University essay from Uppsala universitet/Institutionen för lingvistik och filologi

Author: Drew Perkins; [2020]

Keywords: language; technology;

Abstract: In this study, I constructed a named-entity linking system that maps between contextual word embeddings and knowledge graph embeddings to predict correct entities. To establish a named-entity linking system, I first applied named-entity recognition to identify the entities of interest. I then performed candidate generation via locality sensitivity hashing (LSH), where a candidate group of potential entities were created for each identified entity. Afterwards, my named-entity disambiguation component was performed to select the most probable candidate.
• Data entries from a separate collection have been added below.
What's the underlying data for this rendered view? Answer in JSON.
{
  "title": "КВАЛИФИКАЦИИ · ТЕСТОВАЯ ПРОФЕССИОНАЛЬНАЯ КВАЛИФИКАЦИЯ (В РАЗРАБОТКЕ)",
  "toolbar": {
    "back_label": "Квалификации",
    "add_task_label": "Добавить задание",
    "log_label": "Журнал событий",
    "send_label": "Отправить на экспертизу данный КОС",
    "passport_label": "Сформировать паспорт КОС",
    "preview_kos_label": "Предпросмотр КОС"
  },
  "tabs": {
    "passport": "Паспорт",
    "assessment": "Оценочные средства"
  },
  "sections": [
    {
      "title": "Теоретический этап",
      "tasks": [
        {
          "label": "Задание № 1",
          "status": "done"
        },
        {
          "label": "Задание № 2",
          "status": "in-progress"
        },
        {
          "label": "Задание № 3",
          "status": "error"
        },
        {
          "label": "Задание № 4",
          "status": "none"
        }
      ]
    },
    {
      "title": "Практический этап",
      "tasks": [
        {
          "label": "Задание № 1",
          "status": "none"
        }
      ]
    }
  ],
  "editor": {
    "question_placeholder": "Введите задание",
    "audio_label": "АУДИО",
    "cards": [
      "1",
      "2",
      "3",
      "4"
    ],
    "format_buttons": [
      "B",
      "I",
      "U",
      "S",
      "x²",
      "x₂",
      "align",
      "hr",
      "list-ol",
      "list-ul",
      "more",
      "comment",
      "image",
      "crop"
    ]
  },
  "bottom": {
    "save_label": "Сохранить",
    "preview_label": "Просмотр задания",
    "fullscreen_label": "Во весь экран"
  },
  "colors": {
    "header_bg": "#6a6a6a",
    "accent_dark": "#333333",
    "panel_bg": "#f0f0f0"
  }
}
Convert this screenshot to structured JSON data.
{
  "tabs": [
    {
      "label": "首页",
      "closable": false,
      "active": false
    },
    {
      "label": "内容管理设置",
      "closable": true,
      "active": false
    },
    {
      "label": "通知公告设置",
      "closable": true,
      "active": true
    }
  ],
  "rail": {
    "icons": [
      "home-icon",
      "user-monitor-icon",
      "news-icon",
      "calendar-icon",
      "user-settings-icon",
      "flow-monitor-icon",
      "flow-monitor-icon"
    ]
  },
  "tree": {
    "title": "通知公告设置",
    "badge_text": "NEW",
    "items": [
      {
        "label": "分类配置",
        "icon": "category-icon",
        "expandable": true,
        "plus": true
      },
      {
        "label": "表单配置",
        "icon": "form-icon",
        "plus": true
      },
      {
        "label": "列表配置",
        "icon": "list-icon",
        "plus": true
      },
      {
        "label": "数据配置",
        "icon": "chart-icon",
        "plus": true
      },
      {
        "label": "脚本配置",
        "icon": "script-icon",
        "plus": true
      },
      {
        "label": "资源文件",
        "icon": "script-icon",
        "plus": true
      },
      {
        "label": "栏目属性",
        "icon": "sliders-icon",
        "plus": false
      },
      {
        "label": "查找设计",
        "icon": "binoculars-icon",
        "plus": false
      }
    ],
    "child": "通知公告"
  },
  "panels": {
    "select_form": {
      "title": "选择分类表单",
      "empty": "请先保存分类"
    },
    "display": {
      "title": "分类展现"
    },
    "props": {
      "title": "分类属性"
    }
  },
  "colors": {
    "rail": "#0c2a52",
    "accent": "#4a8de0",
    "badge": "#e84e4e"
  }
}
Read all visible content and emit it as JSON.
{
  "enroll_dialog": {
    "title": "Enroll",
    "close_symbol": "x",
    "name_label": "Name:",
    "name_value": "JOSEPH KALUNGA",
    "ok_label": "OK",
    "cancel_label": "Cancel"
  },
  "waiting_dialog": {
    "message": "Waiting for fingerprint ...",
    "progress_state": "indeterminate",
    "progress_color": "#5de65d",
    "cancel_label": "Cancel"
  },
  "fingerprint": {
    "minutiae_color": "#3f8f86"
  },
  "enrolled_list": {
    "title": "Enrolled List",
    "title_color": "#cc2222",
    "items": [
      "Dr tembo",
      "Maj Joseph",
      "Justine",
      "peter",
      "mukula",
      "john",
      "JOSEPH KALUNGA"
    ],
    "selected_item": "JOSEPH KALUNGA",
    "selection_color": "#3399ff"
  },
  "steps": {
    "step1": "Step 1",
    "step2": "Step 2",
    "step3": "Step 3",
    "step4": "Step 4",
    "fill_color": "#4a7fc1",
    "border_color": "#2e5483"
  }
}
By concatenating contextual word embeddings and knowledge graph embeddings in my disambiguation component, I present a novel approach to named-entity linking. I conducted the experiments with the Kensho-Derived Wikimedia Dataset and the AIDA CoNLL-YAGO Dataset; the former dataset was used for deployment and the later is a benchmark dataset for entity linking tasks. Three deep learning models were evaluated on the named-entity disambiguation component with different context embeddings. The evaluation was treated as a classification task, where I trained my models to select the correct entity from a list of candidates. By optimizing the named-entity linking through this methodology, this entire system can be used in recommendation engines with high F1 of 86% using the former dataset. With the benchmark dataset, the proposed method is able to achieve F1 of 79%.